Nel delineare il nuovo ordinamento, l'autore presenta il re futuro che insieme ai suoi principi regnerà, secondo i parametri ideali della monarchia antico-orientale, nella giustizia e nel diritto (cf 2Sam 8,15; 1Re 10,9; Ger 22,3.15; 23,5). Questo aspetto, che caratterizza in modo speciale il re dei tempo della salvezza (cf Is 9,6; 11,4; 16,5; Zc 9,9 e Sal 72) è sviluppato con le metafore dei v. 2 dove i capi, per la loro azione, diventano "come un riparo" (il vocabolo ricorre solo qui), "come canali" e "come l'ombra di una grande roccia". Significativamente i simboli della protezione incorniciano l'immagine dei canale per la quale il re con i suoi principi appare come lo strumento indispensabile per assicurare la vita al popolo.

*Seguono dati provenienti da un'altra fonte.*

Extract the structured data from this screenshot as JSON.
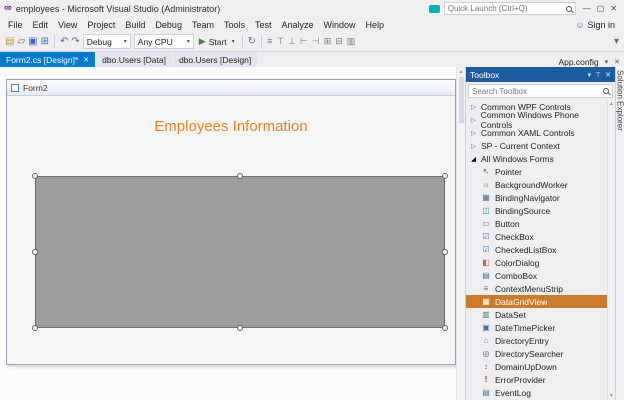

Un aspetto particolarmente fecondo è dato dal fatto che, per il nostro testo, l'era della salvezza suppone la trasformazione di tutto il popolo. Questi, di conseguenza, non si troverà più nella condizione di incredulità, descritta da Is 6,9-10 (cf 29,10), al contrario sarà aperto alla rivelazione: vedrà con gli occhi, ascolterà con gli orecchi e applicherà il suo intimo (cuore) per crescere nella conoscenza dei Signore e della sua salvezza (vv. 3-4). Questa trasformazione renderà la comunità partecipe della vera sapienza e, quindi, capace di non cadere nell'inganno degli "pseudosapienti" (v. 5), che non comunicano il disegno di Dio, ma solo piani insensati e disonesti [32].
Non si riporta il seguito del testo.